I have some theories but none are particularly satisfying:
- They may have done it because at one point they planned on limiting something to only the individual exchange where people got affordability tax credits. They may have once planned to only offer the public option on the individual exchange or thought of putting in place more restrictive abortion language for just the individual exchange.
- It is also possible that the two exchanges were done at the request of some small business group. There could be some fear that the previously uninsured people on the new individual exchange would have higher medical costs for the first few years. Some small business group may not have wanted these sicker people in their risk pool.
- There might have been hope that states would start the relatively cheap SHOP exchanges right away, and then create the individual exchange in 2014. This would not cost the government much money because their would be no need to provide affordability tax credits to anyone on the SHOP exchange. Of course, if this were the plan, it could have easily been accomplished in a much better manner.

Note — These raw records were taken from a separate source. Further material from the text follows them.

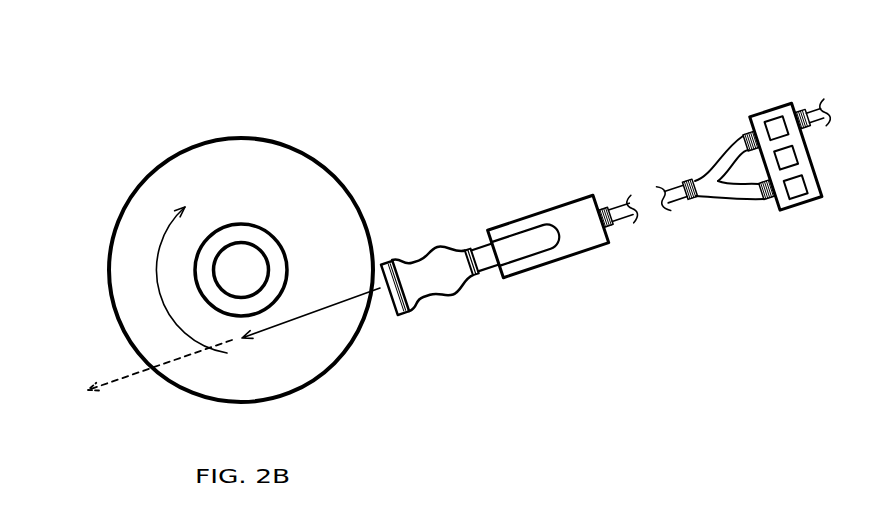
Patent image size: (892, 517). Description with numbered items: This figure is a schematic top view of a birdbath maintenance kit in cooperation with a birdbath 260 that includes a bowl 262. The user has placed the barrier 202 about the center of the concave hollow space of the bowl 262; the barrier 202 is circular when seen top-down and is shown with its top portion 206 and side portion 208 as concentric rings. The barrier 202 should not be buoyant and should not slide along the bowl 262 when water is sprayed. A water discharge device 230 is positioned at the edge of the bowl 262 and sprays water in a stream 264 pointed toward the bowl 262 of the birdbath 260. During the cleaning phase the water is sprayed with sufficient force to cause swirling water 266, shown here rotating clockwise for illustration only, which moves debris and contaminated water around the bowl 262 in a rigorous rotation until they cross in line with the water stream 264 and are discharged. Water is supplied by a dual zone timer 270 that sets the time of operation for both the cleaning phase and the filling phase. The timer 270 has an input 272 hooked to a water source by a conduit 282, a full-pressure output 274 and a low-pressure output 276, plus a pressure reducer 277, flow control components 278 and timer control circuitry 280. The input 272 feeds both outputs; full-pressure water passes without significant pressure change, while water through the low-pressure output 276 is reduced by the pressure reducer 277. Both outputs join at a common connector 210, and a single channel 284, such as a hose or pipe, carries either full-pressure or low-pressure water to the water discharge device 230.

The barrier 202 is at (251, 250).
The top portion 206 is at (241, 253).
The side portion 208 is at (275, 255).
The common connector 210 is at (722, 215).
The water discharge device 230 is at (541, 291).
The birdbath 260 is at (98, 335).
The bowl 262 is at (173, 173).
The water stream 264 is at (310, 317).
The swirling water 266 is at (162, 242).
The dual zone timer 270 is at (790, 134).
The input 272 is at (803, 119).
The full-pressure output 274 is at (751, 141).
The low-pressure output 276 is at (767, 190).
The pressure reducer 277 is at (786, 158).
The flow control components 278 is at (777, 128).
The timer control circuitry 280 is at (796, 187).
The conduit 282 is at (818, 114).
The channel 284 is at (670, 189).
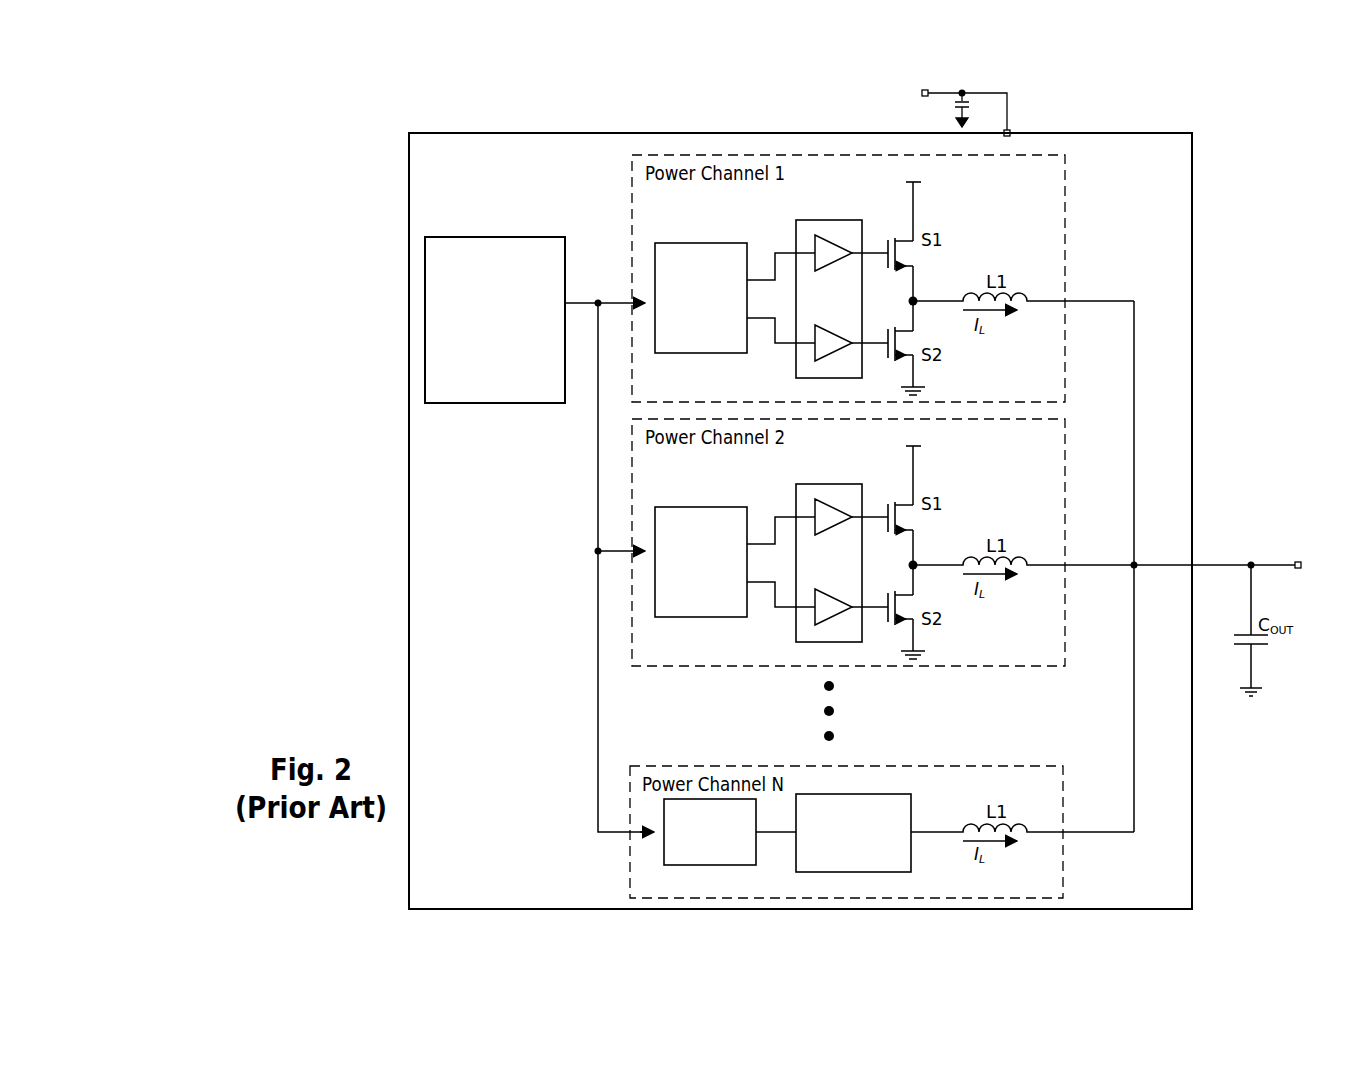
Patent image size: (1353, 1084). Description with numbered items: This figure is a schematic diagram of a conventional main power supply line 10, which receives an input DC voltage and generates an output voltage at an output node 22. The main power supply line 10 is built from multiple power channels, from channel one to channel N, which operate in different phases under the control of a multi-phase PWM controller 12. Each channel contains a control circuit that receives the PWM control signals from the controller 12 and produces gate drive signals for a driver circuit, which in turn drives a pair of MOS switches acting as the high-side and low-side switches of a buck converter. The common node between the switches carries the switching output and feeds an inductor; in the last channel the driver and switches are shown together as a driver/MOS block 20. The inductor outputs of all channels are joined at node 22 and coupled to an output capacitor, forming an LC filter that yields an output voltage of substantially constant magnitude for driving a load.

The main power supply line 10 is at (719, 133).
The multi-phase PWM controller 12 is at (513, 403).
The driver/MOS 20 is at (870, 872).
The output voltage node 22 is at (1265, 563).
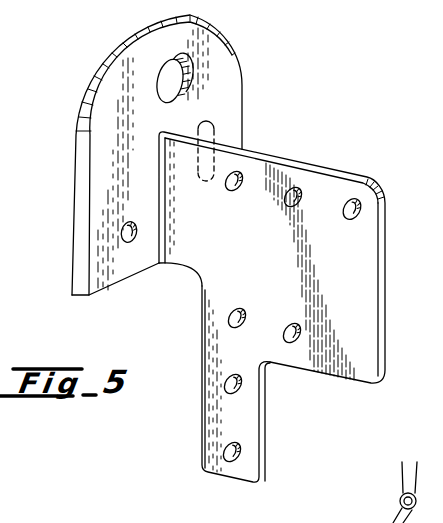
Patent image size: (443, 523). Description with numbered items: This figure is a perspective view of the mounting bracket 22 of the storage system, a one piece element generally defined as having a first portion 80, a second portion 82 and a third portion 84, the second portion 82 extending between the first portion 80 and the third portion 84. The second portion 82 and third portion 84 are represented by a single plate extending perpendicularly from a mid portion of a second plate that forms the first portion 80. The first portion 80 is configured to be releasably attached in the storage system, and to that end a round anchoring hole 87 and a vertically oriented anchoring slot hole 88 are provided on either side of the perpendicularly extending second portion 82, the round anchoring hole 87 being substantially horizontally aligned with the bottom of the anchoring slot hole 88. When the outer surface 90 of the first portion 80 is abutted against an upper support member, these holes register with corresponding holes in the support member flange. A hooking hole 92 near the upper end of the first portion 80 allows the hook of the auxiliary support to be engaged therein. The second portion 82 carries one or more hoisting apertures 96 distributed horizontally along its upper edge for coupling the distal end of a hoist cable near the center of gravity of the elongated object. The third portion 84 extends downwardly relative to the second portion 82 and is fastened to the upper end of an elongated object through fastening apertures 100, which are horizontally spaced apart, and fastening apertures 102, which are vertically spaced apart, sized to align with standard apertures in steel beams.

The mounting bracket 22 is at (248, 106).
The first portion 80 is at (103, 172).
The second portion 82 is at (368, 280).
The third portion 84 is at (245, 421).
The round anchoring hole 87 is at (129, 243).
The anchoring slot hole 88 is at (176, 128).
The outer surface 90 is at (122, 41).
The hooking hole 92 is at (181, 90).
The hoisting apertures 96 is at (352, 198).
The fastening apertures 100 is at (231, 324).
The fastening apertures 102 is at (228, 391).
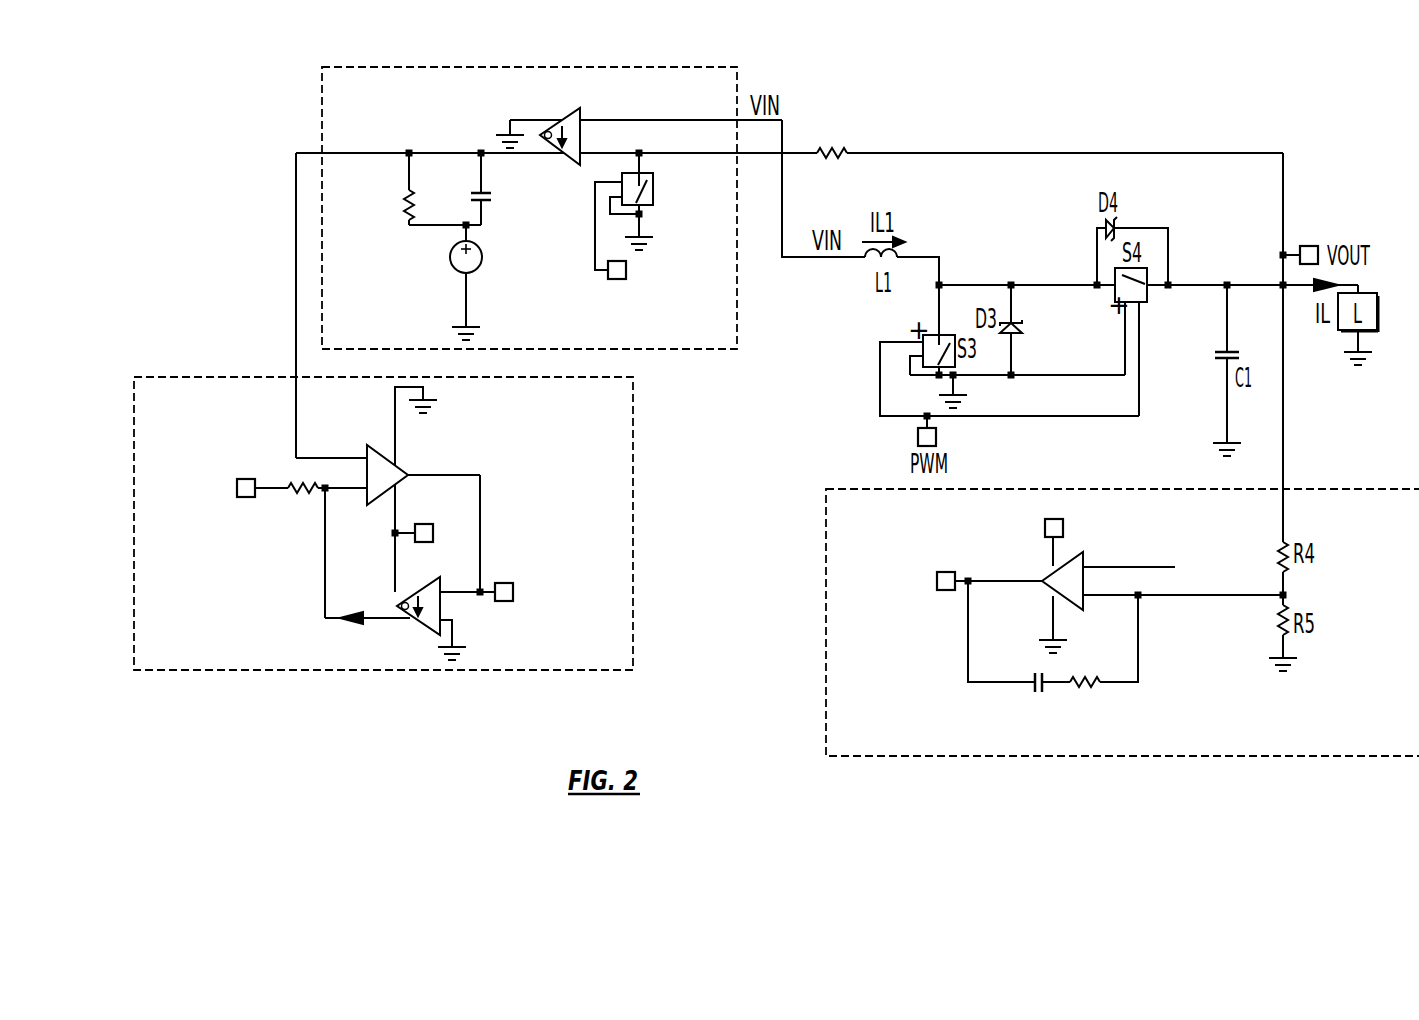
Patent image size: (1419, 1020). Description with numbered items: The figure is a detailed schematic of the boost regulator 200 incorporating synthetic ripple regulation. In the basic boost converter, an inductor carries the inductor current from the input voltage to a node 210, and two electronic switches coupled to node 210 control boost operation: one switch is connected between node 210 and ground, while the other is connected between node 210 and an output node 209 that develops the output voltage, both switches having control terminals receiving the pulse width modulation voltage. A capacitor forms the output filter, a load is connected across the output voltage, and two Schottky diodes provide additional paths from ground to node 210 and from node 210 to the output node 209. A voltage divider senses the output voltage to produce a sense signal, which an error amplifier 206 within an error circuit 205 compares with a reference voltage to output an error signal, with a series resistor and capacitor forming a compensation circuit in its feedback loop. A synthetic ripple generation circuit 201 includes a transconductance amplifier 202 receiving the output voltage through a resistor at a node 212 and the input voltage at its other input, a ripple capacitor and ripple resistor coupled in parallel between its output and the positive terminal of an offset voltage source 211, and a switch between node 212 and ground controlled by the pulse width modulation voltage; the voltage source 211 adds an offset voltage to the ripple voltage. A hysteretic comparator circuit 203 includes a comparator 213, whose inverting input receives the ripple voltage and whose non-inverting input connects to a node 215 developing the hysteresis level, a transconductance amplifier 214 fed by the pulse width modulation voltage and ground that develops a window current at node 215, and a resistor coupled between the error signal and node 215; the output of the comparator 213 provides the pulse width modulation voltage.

The boost regulator 200 is at (1068, 98).
The synthetic ripple generation circuit 201 is at (363, 97).
The transconductance amplifier 202 is at (569, 109).
The hysteretic comparator circuit 203 is at (177, 410).
The error circuit 205 is at (867, 523).
The error amplifier 206 is at (1083, 557).
The output node 209 is at (1284, 153).
The node 210 is at (942, 284).
The offset voltage source 211 is at (455, 267).
The node 212 is at (641, 151).
The comparator 213 is at (368, 458).
The transconductance amplifier 214 is at (442, 605).
The node 215 is at (328, 490).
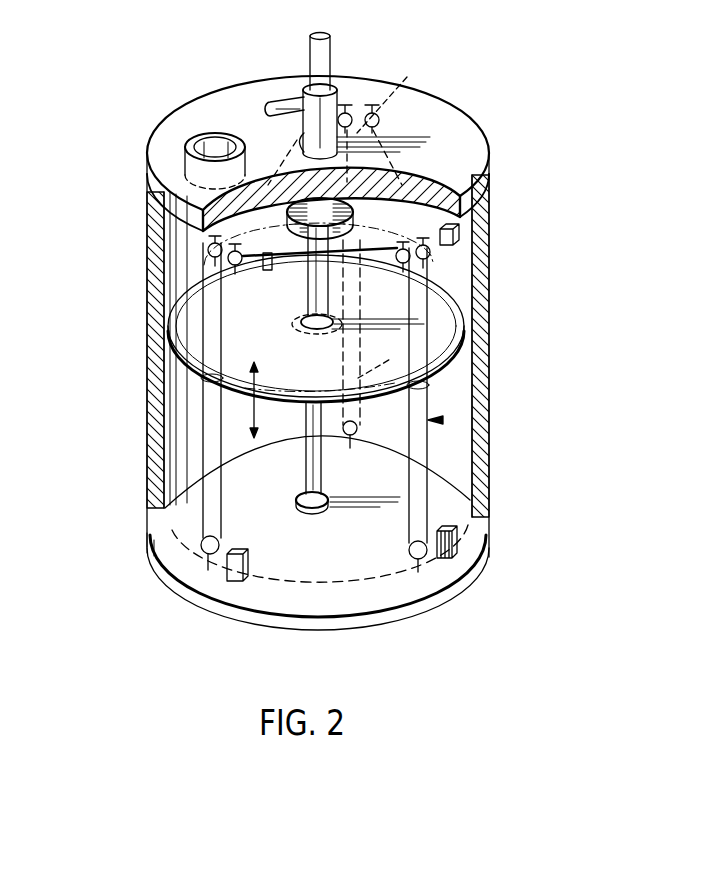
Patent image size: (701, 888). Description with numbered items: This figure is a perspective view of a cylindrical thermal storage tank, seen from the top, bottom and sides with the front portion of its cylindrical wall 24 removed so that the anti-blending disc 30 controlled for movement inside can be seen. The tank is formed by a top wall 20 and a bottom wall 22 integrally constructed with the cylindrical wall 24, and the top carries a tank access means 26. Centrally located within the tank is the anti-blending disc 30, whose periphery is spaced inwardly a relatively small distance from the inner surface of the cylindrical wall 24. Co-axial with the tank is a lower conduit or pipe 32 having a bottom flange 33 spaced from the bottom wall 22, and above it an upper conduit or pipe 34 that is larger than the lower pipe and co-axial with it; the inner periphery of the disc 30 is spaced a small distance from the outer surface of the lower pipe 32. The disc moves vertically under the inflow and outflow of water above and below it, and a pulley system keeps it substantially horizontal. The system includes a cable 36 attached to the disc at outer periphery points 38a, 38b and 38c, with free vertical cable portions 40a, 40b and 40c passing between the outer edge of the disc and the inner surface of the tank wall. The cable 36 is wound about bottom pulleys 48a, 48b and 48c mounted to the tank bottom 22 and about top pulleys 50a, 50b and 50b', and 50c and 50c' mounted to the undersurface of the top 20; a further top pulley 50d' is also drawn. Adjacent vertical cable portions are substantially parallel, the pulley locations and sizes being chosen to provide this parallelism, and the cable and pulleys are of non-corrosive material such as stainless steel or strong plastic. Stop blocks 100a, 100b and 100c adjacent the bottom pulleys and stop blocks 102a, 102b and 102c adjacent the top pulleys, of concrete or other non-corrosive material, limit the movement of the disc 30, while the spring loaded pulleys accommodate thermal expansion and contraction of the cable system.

I honestly don't know why the Senate Democrats are planning to create two separate exchanges with two separate risk pools. It is a bad policy idea, and I have heard no justification for it. It could simply be a poorly thought out design decision. There might be some great reason that I've completely missed, but nine times out of ten, when a strange, bad policy decision makes it into a bill, it was at the request of some lobby. Just one of the dozens of things in the bill I need to watch as this legislation progresses.